Hillary Clinton’s technology team has built more than 50 software tools and products to date — a surprise even to the team’s leader, campaign CTO Stephanie Hannon, who for the past 17 months has led the team of nearly 70 Brookyn-based engineers, product managers and designers.
“This has been one of the biggest surprises of this job — I could not have predicted how many different tools and products we would build and launch,” Hannon said during a live chat this morning on Product Hunt.
Hannon, a former Google product lead, is responsible for delivering the tools and technology to power the campaign, including fundraising, organizing (empowering field organizers and helping volunteers be efficient in canvassing and phone banking), voters (registering to vote, GOTV, voter protection), data analytics infrastructure, storytelling and rapid response, engagement and mobile apps. She also heads ops teams that are building an infrastructure to make development easy and fast and to keep everything up and running.
In some ways, her operation sounds like a typical startup. “When new engineers start, I offer them a stack of empty boxes to build their own standing desk,” she said. “We have a Monday-morning scramble to keep our chairs from being grabbed when new people start.”
And like any startup, the Hillary tech team has suffered some growing pains.
One obstacle early on, Hannon said, was sniping within her group — technical one-upsmanship. For example, some Google engineers on the team hadn’t used GitHub before, and “they were made fun of for this by other team members. We also had bad experiences with team members shaming other team members for wanting to use certain technologies that they have experience with, like MongoDB. With such a diverse team, we’ve spent a lot of time working with the team to use inclusive language so that no team member feels less than the others for their background or the technology they work with.”
One questioner asked Hannon about “all the security issues Hillary has had with her emails,” adding, “Did you work on her home email server and help delete the emails she deleted?” Hannon did not respond to that question.
In response to a question from GeekWire, Hannon said that her teams’ development practices come from the world of private industry. Her organization is broken down into “agile teams” that focus on different campaign areas, such as website, data infrastructure and mobile. The group runs “sprints” — that is, deploys staffers in weeks-long, highly focused gatherings to accomplish a given task — and uses Jira, a software-development tool preferred by those favoring the agile approach to software development. It also does “retros” — another agile practice involving a review of what went right and wrong during the development of a software product.
“Cross-team collaboration is accomplished by design reviews, regular show and tells and a very open Slack culture,” she added, referring to the popular group communication tool.
The campaign uses Travis CI, an open-source testing and deployment offering, to make sure its software is functioning properly. It staffs two internal ops teams focused on engineering productivity, to make sure developers can use configurable boilerplate to handle common production tasks.

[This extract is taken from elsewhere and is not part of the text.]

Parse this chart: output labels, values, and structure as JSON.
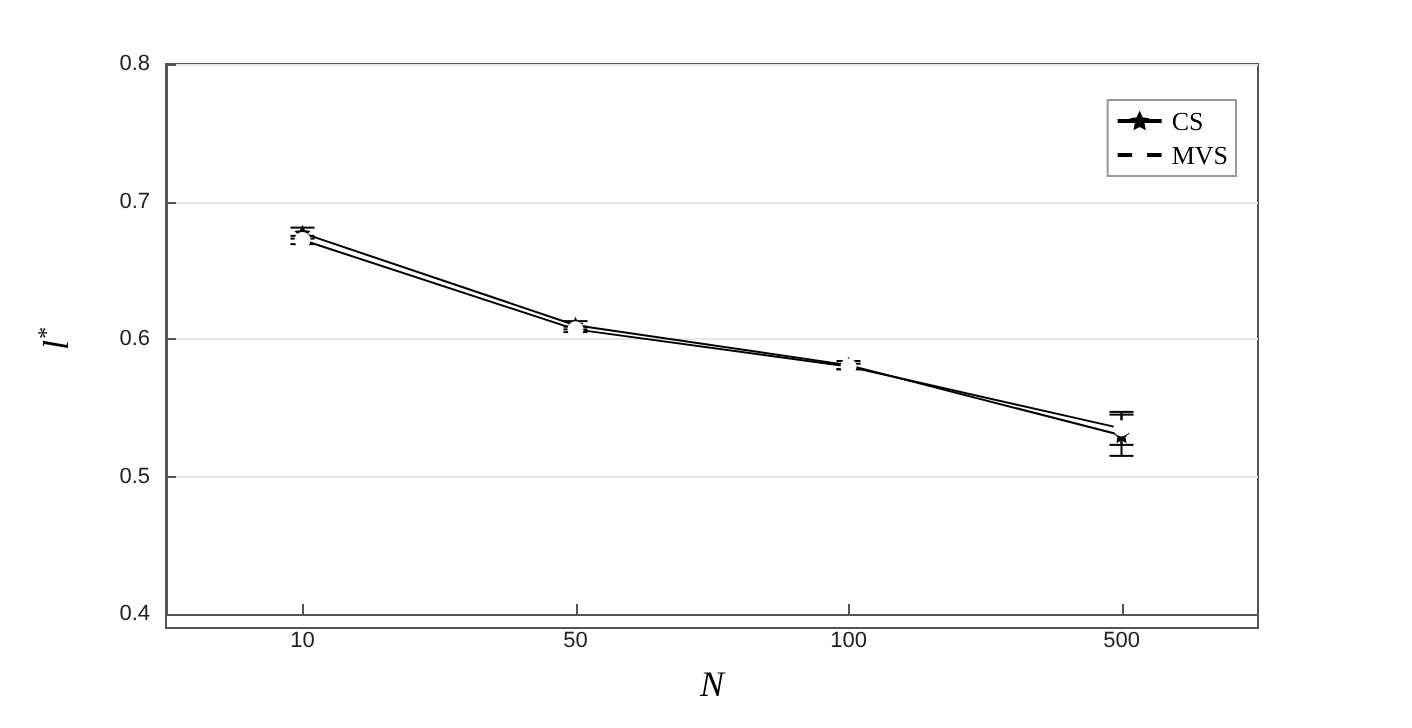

Programming languages in use include Python, Ruby, PHP and Node.
One product she’s proud of is an iOS app that lets Hillary supporters connect with each other, play knowledge-based games and learn about Hillary’s policy proposals. Stressing gaming in the app “helps people do the work” and lets users feel more comfortable than they might working a phone bank or knocking on doors, she said.
The campaign, of course, lacks anything like the infrastructure found at Google, Hannon said. “We didn’t inherit much from previous campaign cycles, and we are supremely cautious with spending our funds, so we’ve had to be creative about bootstrapping and building our infrastructure,” she said.
The team is just under 40 percent female and is diverse ethnically. It celebrate achievement by letting co-workers give goofy awards to each other — like a hat with a pear on it, a pun on the peer bonuses awarded at Google — and by honoring teams that work after-hours or produce a major project.
Hannon said she was approached about the possibility of taking the position by a number of the Obama 2012 Tech alums at ORDCamp (a two-day conference in the Midwest), in early 2015. She had never worked in politics before but “said yes because I thought it would be a massive challenge, a massive learning opportunity and a chance to have big impact by being a part of the team to put the first woman in the White House.”
Before stepping into the campaign, she was the product lead for Google Wave. She said she helped create hosted Gmail, which became Google Apps for Work and Education, and helped launch Google Maps in almost every country in Europe, the Middle East and Asia. She also worked on elections and disaster response and civic engagement at Google.
Hillary herself is not a big technology user, Hannon said, but she knows who the top tech companies are, what they do, and what challenges they face.
Winning the election Nov. 8 is Hannon’s primary goal, she said, but other things matter, too — like “like leaving a technology legacy for the Democratic party and helping this amazing team find their next things.”